Outra particularidade do nosso processo revolucionário foi, ainda, o facto de as profundas
transformações económicas e sociais (nacionalizações, Reforma Agrária, controlo de gestão,
intervenção do Estado em empresas capitalistas e empresas sob gestão pelos trabalhadores)
terem dado origem a uma situação em que as relações de produção capitalista eram ainda
predominantes, mas já não eram determinantes. Isto significou que o desenvolvimento da
economia portuguesa se realizava não no sentido do capitalismo, mas no sentido do
socialismo. E nesta situação original criada em Portugal, como o nosso Partido na altura
destacou, víamos nós a confirmação das teses leninistas da diversidade de vias de passagem
ao socialismo no mundo contemporâneo.
A história mundial comprovou que a marcha dos povos em direcção a transformações
revolucionárias profundas, rumo ao socialismo, constitui um processo revolucionário único
que se rege segundo leis universais: a questão do poder político; o papel das massas e o
papel da classe operária e do seu Partido como vanguardas; a aliança da classe operária com
o campesinato e, em geral, com as massas trabalhadoras; a abolição da propriedade privada
capitalista e a socialização dos meios de produção; a transformação socialista da agricultura;
a elevação do nível de vida das massas populares; a revolução na esfera da ideologia e da
cultura; a independência nacional; o estabelecimento de relações de igualdade e amizade
entre os povos; a solidariedade com a classe operária, os trabalhadores e os povos de outros
países – o internacionalismo proletário.
Mas o desenvolvimento do processo revolucionário mundial é complexo e contraditório.

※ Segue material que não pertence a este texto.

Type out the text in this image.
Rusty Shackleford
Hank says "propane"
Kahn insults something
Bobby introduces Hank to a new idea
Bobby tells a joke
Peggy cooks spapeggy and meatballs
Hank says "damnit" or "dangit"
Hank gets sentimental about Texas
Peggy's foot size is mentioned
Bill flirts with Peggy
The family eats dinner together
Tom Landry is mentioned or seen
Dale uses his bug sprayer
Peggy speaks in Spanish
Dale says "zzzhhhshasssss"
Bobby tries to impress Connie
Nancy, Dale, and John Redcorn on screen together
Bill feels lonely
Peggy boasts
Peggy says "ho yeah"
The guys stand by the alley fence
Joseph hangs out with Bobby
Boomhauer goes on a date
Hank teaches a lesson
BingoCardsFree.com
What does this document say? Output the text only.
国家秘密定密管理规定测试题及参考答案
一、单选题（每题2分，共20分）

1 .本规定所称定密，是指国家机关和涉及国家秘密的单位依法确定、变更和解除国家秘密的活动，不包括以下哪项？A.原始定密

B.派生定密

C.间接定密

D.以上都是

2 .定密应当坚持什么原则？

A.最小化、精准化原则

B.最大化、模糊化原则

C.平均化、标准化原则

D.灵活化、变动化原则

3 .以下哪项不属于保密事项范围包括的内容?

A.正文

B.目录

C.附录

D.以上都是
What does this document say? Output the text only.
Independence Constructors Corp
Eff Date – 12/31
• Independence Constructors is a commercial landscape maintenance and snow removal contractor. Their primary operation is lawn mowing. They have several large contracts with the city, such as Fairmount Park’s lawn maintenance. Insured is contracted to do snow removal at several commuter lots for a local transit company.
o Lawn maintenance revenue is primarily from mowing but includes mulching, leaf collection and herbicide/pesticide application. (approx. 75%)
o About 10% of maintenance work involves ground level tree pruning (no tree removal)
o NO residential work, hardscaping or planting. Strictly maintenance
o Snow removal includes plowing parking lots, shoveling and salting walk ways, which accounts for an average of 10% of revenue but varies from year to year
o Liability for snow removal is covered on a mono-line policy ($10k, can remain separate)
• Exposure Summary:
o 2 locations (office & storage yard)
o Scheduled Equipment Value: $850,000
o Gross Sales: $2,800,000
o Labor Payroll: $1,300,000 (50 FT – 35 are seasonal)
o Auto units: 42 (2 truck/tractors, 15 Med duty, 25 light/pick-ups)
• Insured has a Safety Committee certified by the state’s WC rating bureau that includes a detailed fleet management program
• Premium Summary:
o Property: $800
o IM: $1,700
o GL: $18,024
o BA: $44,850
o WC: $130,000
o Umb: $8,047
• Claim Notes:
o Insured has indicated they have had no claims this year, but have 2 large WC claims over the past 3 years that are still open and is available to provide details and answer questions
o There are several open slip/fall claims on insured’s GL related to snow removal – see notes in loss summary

Daí que Lénine, no seu tempo, se opusesse à ideia de que o desenvolvimento da revolução
decorresse em todos os países segundo o mesmo padrão. Numa das suas obras escreve:
«Todas as nações chegarão ao socialismo, isso é inevitável, mas chegarão todos de modo
não exactamente idêntico, cada uma trará uma peculiaridade, nesta ou naquela forma de
democracia, nesta ou naquela variedade de ditadura do proletariado, neste ou naquele ritmo
das transformações socialistas dos diferentes aspectos da vida social. Não há nada mais
pobre do ponto de vista teórico e mais ridículo do ponto de vista prático do que, "em nome
do materialismo histórico", imaginar o futuro neste aspecto de uma cor acinzentada
uniforme: isso não seria mais que uma borrada de Súzdal.» 1
A história comprovou que a negação da interacção dialéctica entre o geral e o particular tem
conduzido a interpretações erróneas quando da sua aplicação aos fenómenos sociais,
designadamente a revolução social.
Há concepções que, negando as leis gerais de desenvolvimento social, atribuem ao
particular, às condições concretas de cada país, um carácter absoluto. Por outro lado, há
concepções dogmáticas que, menosprezando as condições históricas concretas de cada país
no desenvolvimento dos processos revolucionários, atribuem valor absoluto às leis gerais.
Umas e outras são contrárias ao marxismo-leninismo. Do acerto com que se resolve a
correlação entre as leis gerais da revolução e as particulares nacionais depende o êxito da
revolução.
A Revolução portuguesa foi uma revolução inacabada. O processo revolucionário que se
desenvolveu impetuosamente a seguir ao derrubamento do fascismo em 25 de Abril de 1974
e que mudou radicalmente a face de Portugal, foi brutalmente interrompido pelo avanço da
contra-revolução. A questão do poder político, o não se ter conseguido destruir toda a
máquina do Estado fascista e não ter sido possível construir um Estado democrático; a
fragilidade da aliança da classe operária com o campesinato e não se ter resolvido os seus
problemas; as contradições que levaram a divisões no seio das forças democráticas e no seio
do MFA; o papel do esquerdismo; a acção do imperialismo (CIA), da social-democracia
europeia, das forças reaccionárias, do papel do PS e da sua ligação aos sectores mais
conservadores e à direita facilitaram e abriram as portas ao avanço da contra-revolução.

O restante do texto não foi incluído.